I have an XML file which contains html style entities like ™. I am adding a doctype to explain what the entities mean to the parser:
<!DOCTYPE html PUBLIC "-//W3C//DTD XHTML 1.1//EN" "http://www.w3.org/TR/xhtml11/DTD/xhtml11.dtd">
Although the file is technically xml not xhtml, everything is working fine and dandy in Mozilla and friends, but IE is throwing it's usual hissy fit. So I have been considering giving IE a separate doctype, an XSL stylesheet, through sniffing:
<!DOCTYPE xsl:stylesheet [
<!ENTITY % xhtml-lat1 SYSTEM
"http://www.w3.org/TR/xhtml1/DTD/xhtml-lat1.ent">
<!ENTITY % xhtml-special SYSTEM
"http://www.w3.org/TR/xhtml1/DTD/xhtml-special.ent">
<!ENTITY % xhtml-symbol SYSTEM
"http://www.w3.org/TR/xhtml1/DTD/xhtml-symbol.ent">
%xhtml-lat1;
%xhtml-special;
%xhtml-symbol;
]>
This works, but I am a little concerned that the poor users of my site will have to download those entity definitions with every piece of xml, that is they don't seem to be cached.
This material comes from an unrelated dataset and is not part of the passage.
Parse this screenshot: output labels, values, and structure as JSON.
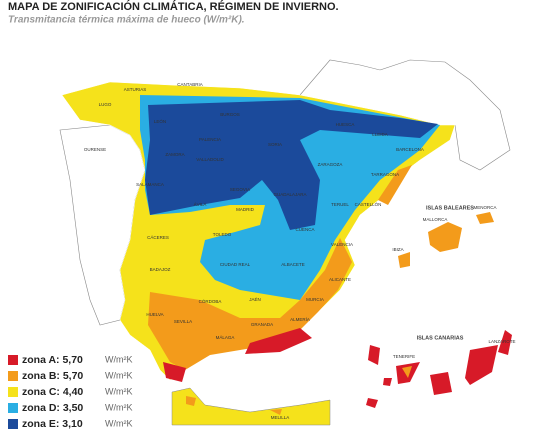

So I guess my question is: is there an easier way to coax IE into accepting html entities in a piece of xml? Or can I cache those entity definitions on the user's machine somehow?

Thanks in advance!

Charles
09-10-2006, 04:57 PM
Actually, and this is quite embarrassing, but MSIE does much better with XML and XHTML than FF or Opera.

And yes, the XHTML entities aren't built into XML they have to be added by a DOCTYPE, but you need the correct DOCTYPE. You can't just use the one from XHTML. Your best bet is to write a complete DTD for your XML. It's easier than you think and you will come much closer to achieving nerdvana. It's very much worth doing.
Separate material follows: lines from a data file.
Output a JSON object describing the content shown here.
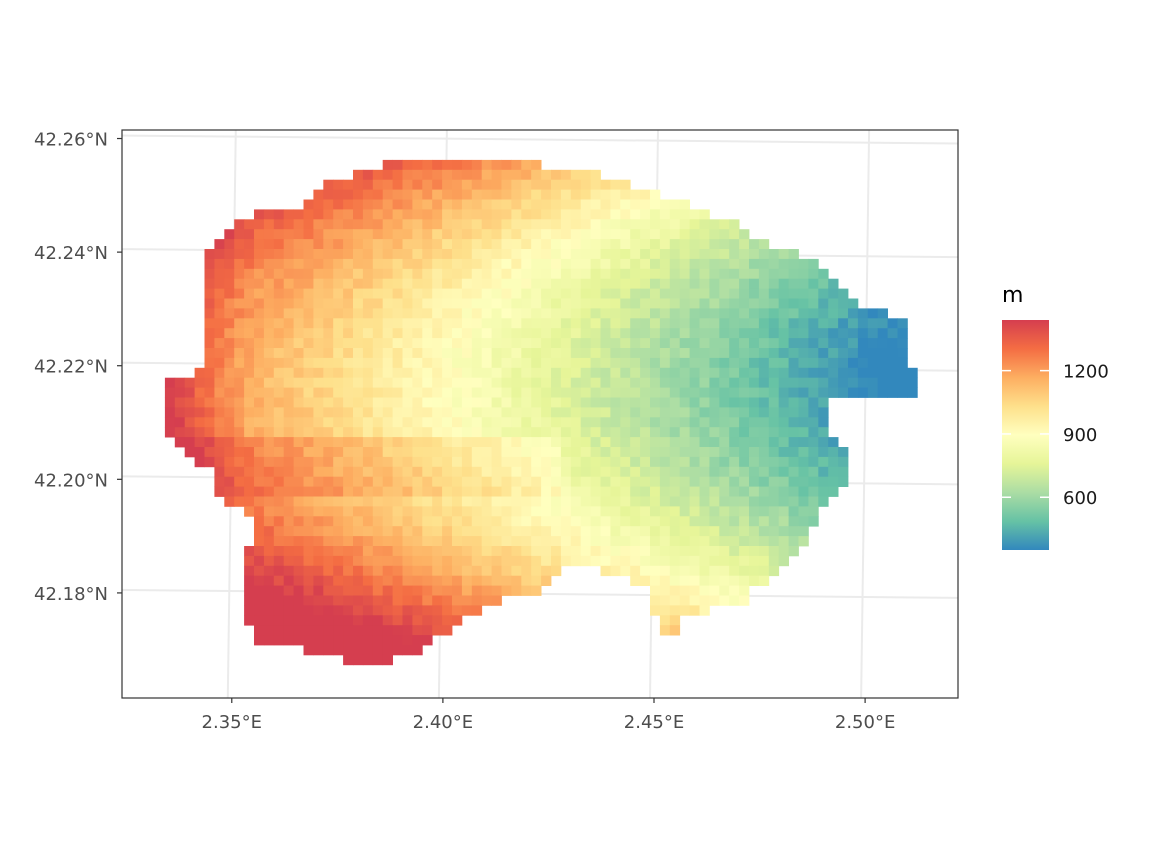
{
  "map": {
    "type": "raster",
    "x_axis": {
      "ticks": [
        "2.35°E",
        "2.40°E",
        "2.45°E",
        "2.50°E"
      ],
      "tick_values": [
        2.35,
        2.4,
        2.45,
        2.5
      ],
      "range": [
        2.324,
        2.522
      ]
    },
    "y_axis": {
      "ticks": [
        "42.18°N",
        "42.20°N",
        "42.22°N",
        "42.24°N",
        "42.26°N"
      ],
      "tick_values": [
        42.18,
        42.2,
        42.22,
        42.24,
        42.26
      ],
      "range": [
        42.1615,
        42.2615
      ]
    },
    "legend": {
      "title": "m",
      "labels": [
        "600",
        "900",
        "1200"
      ],
      "values": [
        600,
        900,
        1200
      ],
      "min": 350,
      "max": 1440,
      "position": "right"
    },
    "palette": [
      "#3288bd",
      "#66c2a5",
      "#abdda4",
      "#e6f598",
      "#ffffbf",
      "#fee08b",
      "#fdae61",
      "#f46d43",
      "#d53e4f"
    ],
    "panel_border": "#333333",
    "grid_color": "#ebebeb",
    "grid": true
  }
}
But I seem to recall, and do try this out because I may be wrong, that there is a way to use a DOCTYPE without a DTD. Let's say that the root element of your XML is foo-bar:<!DOCTYPE foo-bar [
<!ENTITY nbsp "&#160;">
<!ENTITY copy "&#169;">
]>Just define the ones that you want to use.

ultraniblet
09-10-2006, 06:08 PM
Hi Charles,

Thanks a lot for the ideas. The reason I was using the XHTML doctype is because the entities in my xml will be identical to xhtml, ie the nodes contain standard markup. As there are rather a lot I didn't want to specify them all, and as the main W3C doctypes come prebuilt into Firefox, the user wouldn't have to download them each time. I guess my big concern is reloading 40kb of entity definitions for ~1kb of xml data. So I would definitely like to write my own DTD if it would be cached - is that what will happen?

Oh and I get the "Use of default namespace declaration attribute in DTD not supported" error if I try using any of the standard DTDs for parsing XML in MSIE, does it let you roll your own? For example this xml file is a no-go:

<!DOCTYPE html PUBLIC "-//W3C//DTD XHTML 1.0 Transitional//EN" "http://www.w3.org/TR/xhtml1/DTD/xhtml1-transitional.dtd">
<html>hello&trade;</html>

Charles
09-11-2006, 04:15 AM
You can't use the wrong namespace or the wrong DTD.

Stop breaking the rules.

ultraniblet
09-11-2006, 06:25 AM
Haha yeah I guess I should, except the problem these days is there are so many different sets of rules..

ultraniblet
09-11-2006, 01:44 PM
I am now thinking the easiest solution to this problem is to encode all html entities into unicode character references with some php scripting, that way no entities need be defined at all.